As traders, it’s easy to get comfortable trading in certain time parameters.
Day traders, by definition, are in a position after the opening bell and selling that position before the market closes, while a swing trader tends to have more of an open mind about how long he or she might be in a trade.
Though, it’s probably safe to say that it’s not common for a swing trader to enter a position with the thought that he or she will be holding that position for months to come.
Instead, their initial plan is usually to hold for a couple of days to a few weeks.
Using a rather traditional swing trader mindset, I recently bought calls in a stock that expire on October 8th.
While the stock has struggled to rise in my favor, the longer-term technical setup is interesting enough to make me consider buying the shares outright for a multi-month swing trade. Today, I am going to walk you through that setup.
This past week, I went long 50 of the JMIA $18 calls that expire on Oct 08.
My initial thoughts when entering the trade were that gauging upside is really tough on a stock like this, but I would plan to scale out for a profit if JMIA happened to hit $22, and then $24 on the remainder.
The other thing I liked about the trade at the time of entry was the limited downside that existed to the nearest key support level in the area of the 08/23 to 08/24 gap shown on Figure 1 below.
Remember, there’s an old adage on Wall Street that says, “all gaps get filled, eventually.”
Once these gaps are filled, they tend to hold, at least initially, which means traders must learn to use these gaps as key levels to set as stopout protection.
At the time I brought this shorter-term swing trade to the attention of my readers, I also noted that “for $20 I would also like to flat out buy the stock and hold it for a while.”
Let’s take a closer look at some of the key technical developments that also have me wanting to acquire shares for a long-term investment.

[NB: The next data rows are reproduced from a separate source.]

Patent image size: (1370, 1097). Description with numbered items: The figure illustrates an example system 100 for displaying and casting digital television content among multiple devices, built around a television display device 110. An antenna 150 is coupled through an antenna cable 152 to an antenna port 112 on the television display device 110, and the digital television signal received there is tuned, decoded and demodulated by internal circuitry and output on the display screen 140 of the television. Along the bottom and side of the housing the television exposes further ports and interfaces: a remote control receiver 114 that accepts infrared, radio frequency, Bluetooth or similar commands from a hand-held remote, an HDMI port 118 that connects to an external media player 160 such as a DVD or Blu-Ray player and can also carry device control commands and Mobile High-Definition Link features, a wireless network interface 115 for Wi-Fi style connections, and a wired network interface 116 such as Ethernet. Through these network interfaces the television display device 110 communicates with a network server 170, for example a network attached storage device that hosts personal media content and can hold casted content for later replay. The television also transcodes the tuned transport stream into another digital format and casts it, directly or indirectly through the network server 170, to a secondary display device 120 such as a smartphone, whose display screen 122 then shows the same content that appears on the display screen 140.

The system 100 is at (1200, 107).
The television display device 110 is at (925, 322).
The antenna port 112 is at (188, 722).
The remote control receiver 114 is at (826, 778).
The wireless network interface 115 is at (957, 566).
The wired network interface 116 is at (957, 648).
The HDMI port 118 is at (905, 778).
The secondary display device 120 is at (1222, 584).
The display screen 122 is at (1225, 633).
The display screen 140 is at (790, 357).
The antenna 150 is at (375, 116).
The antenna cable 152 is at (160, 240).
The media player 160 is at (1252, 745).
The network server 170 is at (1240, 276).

Headquartered in Berlin, Germany, Jumia Technologies AG provides e-commerce services, offering products that include dresses, leggings, skirts, polo shirts, belts, watches, sunglasses, health products, beauty products and a range of products for children, among others.

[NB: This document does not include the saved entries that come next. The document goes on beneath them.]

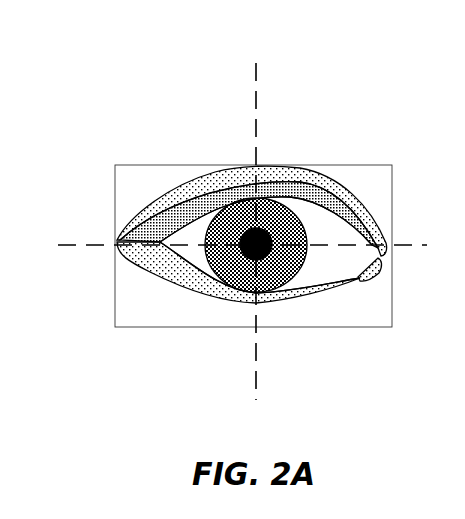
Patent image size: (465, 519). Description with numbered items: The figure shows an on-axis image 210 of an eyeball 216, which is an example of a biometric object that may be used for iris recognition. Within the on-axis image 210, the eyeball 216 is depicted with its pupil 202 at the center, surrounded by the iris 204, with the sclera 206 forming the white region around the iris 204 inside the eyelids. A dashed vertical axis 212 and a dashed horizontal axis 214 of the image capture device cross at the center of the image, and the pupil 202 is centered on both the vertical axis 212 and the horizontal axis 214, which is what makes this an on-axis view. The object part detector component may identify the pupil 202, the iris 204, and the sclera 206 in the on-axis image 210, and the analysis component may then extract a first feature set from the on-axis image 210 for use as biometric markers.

The pupil 202 is at (245, 228).
The iris 204 is at (277, 223).
The sclera 206 is at (330, 237).
The on-axis image 210 is at (152, 88).
The vertical axis 212 is at (255, 64).
The horizontal axis 214 is at (73, 245).
The eyeball 216 is at (141, 182).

Based on analysts offering 12-month price targets for JMIA in the last 3 months, the average price target is $23 with a high estimate of $25 and a low estimate of $21.
Interestingly, though, all analysts that currently cover the stock sit with a hold rating.

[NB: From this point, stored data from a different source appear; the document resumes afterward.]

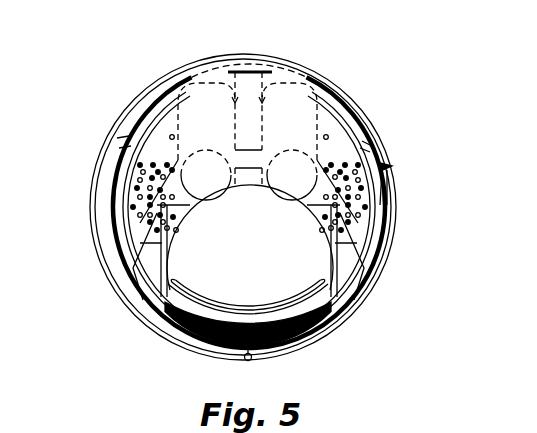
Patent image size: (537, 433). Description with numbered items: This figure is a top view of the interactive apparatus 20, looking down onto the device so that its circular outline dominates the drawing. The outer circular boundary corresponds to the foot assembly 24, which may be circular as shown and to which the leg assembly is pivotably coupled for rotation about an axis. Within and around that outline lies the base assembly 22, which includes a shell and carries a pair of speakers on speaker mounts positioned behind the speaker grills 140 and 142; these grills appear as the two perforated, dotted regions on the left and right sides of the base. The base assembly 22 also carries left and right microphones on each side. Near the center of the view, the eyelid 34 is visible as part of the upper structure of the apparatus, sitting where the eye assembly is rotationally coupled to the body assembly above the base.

The interactive apparatus 20 is at (434, 72).
The base assembly 22 is at (372, 223).
The foot assembly 24 is at (157, 90).
The eyelid 34 is at (197, 268).
The speaker grill 140 is at (360, 187).
The speaker grill 142 is at (140, 178).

There’s another old Wall Street adage that says, “nothing changes sentiment quite like price.”
In this case, that means there’s plenty of potential fuel for a longer-term bullish trade if the technicals start to turn bullish and force analysts to start a Buy recommendation bandwagon.
But what about the technicals?
What, if anything, are the technicals showing that is potentially positive for a longer-term notation in price to the upside?
Quite simply, as is revealed in both Figures 1 and 2, I like what the RSI (Relative Strength Index) momentum indicator has been doing.
Much more than a simple indicator of overbought and oversold conditions, the RSI momentum indicator is a trend strength indicator.
Unfortunately, RSI is one of the most misused indicators in all of technical analysis, but that’s a discussion that demands its own lengthy commentary.
For today, I’d like to discuss its use as an early indication of meaningful trend rotation.
Here’s how to use RSI to spot the start of a new bull trend
On Figure 2, you’ll notice that, since rotating its way up from an oversold reading of 25, the default 14-day RSI indicator recently bounced off of the 40 level.
Why is this important?
Because 40 is considered the bottom of a bullish momentum regime for this indicator. Conversely, 60 is the top of a bearish momentum regime.
In other words, if a stock is in the midst of a downside correction, and the RSI indicator holds above 40 during that correction, it is an indication that the correction is healthy, and that the trend mechanics are bullish.
On the opposite side of the spectrum, if a stock were in the midst of an upside correction (i.e. bouncing after a long-term downtrend), and the RSI indicator held below 60 during that correction, it is an indication that the correction is healthy, and that the trend mechanics are bearish.
As the green circles on Figure 2 show, there are a number of examples during JMIA’s relatively short trading history when the stock was in the midst of trying to bottom and the RSI held the 40 level, leading to meaningful rallies in the months that followed.
I’ve also used red circles to highlight the numerous times the stock price has broken down into more prolonged downtrends when the RSI indicator failed to hold the 40 level.
While price should always be the ultimate arbiter in any trader’s trading plan, RSI, when used properly, can be a powerful tool for helping us understand when it is time to speculate that the odds of a future price rally have improved.
Given what I am seeing on the chart of JMIA right now, I want to be a longer-term holder of JMIA shares until either price or RSI tell me that the recent bottoming effort has broken down.
That will either occur with a close below the most recent pivot low at $17.98 or if RSI rotated below 40 on a closing basis.